Attempt 3: Clustering Booklets
Choosing booklets that are “far” from each other but “near” customers’ ideal books is a lot like maximizing inter-cluster distance but minimizing intra-cluster distance. But to cluster the booklets, we need a way of representing each booklet in euclidean space or, at the very least, calculating pairwise distances between booklets. We hinted at the notion of similarity between booklets earlier: recipe overlap. We can represent each booklet as a 100 dimensional binary vector, where the ith element indicates whether recipe #i is present or absent from that book, like so:
booklet = [0,0,1,0,1,...,0,1]
Since each booklet has ten recipes, each vector sums to 10. Once each booklet is encoded this way, we create a table where each record is a customer’s best book. The resulting table has 100 columns and N rows, where N is the number of customers:
Chart that shows clustering booklets
We can then run a clustering algorithm on this table using a distance metric such as hamming. This should effectively group customers together whose ideal booklets have a lot of overlapping recipes. Each cluster center represents one of our ideal 50 booklets. Since clustering algorithms are designed to keep cluster centers far from each other, we can expect minimal redundancy among the final 50 booklets.
This is a somewhat unorthodox use of a clustering algorithm, but it makes things a bit easier than traditional clustering for a few reasons.
We know the number of clusters to be 50, since we can only print 50 versions. So the task of choosing an appropriate number of clusters, which is typically artful and inexact, is solved for us.
We don’t have to worry about clusters capturing “real” groups. Our problem is to optimize average recipe rank, not segment customers according to some “true” underlying distribution.

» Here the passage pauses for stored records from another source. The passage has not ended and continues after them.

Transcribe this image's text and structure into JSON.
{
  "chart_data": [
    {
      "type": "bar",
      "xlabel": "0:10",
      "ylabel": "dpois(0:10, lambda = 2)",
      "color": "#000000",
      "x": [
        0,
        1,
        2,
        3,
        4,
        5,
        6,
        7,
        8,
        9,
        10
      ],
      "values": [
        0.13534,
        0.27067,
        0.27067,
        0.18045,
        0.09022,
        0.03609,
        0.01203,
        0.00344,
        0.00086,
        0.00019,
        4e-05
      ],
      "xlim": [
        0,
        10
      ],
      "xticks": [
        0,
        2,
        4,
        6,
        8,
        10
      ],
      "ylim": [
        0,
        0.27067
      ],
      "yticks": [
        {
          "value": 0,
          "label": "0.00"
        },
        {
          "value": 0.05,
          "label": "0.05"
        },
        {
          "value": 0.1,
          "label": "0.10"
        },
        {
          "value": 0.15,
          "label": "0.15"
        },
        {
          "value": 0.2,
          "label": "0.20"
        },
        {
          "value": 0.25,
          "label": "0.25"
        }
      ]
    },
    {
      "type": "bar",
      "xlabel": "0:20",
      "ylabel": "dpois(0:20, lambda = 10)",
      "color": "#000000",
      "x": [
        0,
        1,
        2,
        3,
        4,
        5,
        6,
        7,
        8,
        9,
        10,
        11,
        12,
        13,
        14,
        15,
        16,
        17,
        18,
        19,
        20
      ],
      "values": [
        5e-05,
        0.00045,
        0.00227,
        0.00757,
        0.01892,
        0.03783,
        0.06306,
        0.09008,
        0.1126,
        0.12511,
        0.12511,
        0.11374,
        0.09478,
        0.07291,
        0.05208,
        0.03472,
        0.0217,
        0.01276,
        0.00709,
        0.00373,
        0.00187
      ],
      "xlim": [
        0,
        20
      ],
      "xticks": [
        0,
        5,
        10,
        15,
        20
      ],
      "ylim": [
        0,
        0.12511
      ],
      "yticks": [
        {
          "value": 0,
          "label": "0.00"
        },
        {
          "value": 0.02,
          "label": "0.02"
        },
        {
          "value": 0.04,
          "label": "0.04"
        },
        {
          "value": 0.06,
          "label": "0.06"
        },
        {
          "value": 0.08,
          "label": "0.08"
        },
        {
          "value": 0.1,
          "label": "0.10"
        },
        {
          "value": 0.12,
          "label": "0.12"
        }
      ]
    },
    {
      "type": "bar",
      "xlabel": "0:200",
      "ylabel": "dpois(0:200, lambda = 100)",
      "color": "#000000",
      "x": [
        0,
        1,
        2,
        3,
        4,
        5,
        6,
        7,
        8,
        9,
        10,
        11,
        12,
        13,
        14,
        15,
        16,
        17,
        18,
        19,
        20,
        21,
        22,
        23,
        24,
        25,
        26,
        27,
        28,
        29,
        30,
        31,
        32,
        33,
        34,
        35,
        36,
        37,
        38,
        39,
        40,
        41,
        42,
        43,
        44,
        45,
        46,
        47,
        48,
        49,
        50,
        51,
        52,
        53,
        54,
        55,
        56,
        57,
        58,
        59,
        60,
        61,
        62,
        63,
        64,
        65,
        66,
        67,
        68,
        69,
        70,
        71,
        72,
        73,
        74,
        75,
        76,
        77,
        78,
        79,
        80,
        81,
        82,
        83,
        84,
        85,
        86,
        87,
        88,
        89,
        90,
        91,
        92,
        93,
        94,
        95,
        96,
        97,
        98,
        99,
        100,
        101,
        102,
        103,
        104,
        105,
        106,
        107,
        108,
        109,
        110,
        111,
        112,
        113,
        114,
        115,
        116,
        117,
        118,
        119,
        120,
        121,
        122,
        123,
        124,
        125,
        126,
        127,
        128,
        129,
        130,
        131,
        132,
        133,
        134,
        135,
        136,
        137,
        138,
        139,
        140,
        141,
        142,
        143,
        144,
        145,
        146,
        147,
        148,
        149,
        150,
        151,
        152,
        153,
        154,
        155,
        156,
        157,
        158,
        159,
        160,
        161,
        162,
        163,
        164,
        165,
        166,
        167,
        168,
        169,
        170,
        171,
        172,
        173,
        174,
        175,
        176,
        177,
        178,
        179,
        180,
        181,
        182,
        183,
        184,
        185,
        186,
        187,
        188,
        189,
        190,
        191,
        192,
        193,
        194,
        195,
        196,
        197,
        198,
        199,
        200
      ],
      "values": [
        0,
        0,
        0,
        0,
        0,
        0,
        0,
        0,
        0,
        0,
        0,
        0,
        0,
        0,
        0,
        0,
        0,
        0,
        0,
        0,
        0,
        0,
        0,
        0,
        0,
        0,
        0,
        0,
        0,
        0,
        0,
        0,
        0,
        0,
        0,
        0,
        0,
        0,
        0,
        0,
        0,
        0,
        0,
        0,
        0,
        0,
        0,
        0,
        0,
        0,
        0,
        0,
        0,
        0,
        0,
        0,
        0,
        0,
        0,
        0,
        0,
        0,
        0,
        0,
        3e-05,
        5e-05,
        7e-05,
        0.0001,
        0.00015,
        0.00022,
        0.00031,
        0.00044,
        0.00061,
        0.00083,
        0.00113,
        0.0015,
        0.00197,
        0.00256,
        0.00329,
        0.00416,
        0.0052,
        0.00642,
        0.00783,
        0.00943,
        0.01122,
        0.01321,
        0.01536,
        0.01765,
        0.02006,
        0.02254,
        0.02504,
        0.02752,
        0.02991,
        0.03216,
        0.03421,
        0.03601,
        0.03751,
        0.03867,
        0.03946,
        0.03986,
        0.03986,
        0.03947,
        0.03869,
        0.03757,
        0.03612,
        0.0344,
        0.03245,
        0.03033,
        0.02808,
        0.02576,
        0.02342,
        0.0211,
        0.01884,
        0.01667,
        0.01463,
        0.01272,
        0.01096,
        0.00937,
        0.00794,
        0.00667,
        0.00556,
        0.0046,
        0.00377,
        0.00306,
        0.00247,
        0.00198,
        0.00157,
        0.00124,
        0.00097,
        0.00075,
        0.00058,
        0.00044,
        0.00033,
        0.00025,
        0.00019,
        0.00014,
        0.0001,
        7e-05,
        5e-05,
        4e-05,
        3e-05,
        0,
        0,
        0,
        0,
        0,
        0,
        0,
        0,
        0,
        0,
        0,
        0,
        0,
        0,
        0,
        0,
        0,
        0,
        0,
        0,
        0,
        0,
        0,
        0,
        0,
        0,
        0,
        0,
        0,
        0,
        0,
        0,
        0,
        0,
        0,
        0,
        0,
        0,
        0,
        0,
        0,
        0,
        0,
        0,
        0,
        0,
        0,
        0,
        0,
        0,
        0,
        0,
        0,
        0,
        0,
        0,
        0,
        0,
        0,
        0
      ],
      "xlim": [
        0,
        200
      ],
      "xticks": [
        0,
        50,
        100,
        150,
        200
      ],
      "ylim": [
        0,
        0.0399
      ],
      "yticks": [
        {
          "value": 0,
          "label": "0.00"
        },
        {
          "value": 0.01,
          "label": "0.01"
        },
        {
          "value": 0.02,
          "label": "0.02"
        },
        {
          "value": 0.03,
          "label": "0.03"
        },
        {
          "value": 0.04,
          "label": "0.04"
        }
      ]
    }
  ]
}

So we can ignore over- and under-fitting.
Similar to #2, we don’t have to worry about the clusters generalizing well to other, unseen recipe booklets not in our training set. This is because we are not building a general model that will be reused on future sets of recipes with unknown ranks. The ranks are known. The recipes simply need to be allocated in a way that maximizes the ranks.
When we tested this approach, we found a significant improvement in average recipe rank and modestly tighter variance in ranks across households – a success in both metrics!
It’s never ideal to suddenly have a constraint you weren’t expecting. However, in this case it forced us to reframe our problem in a few different ways. Ultimately it helped us see clustering algorithms in a new light and use them to solve a problem they were never meant to solve. Strictures, structures, though they bind, strangely liberate the mind.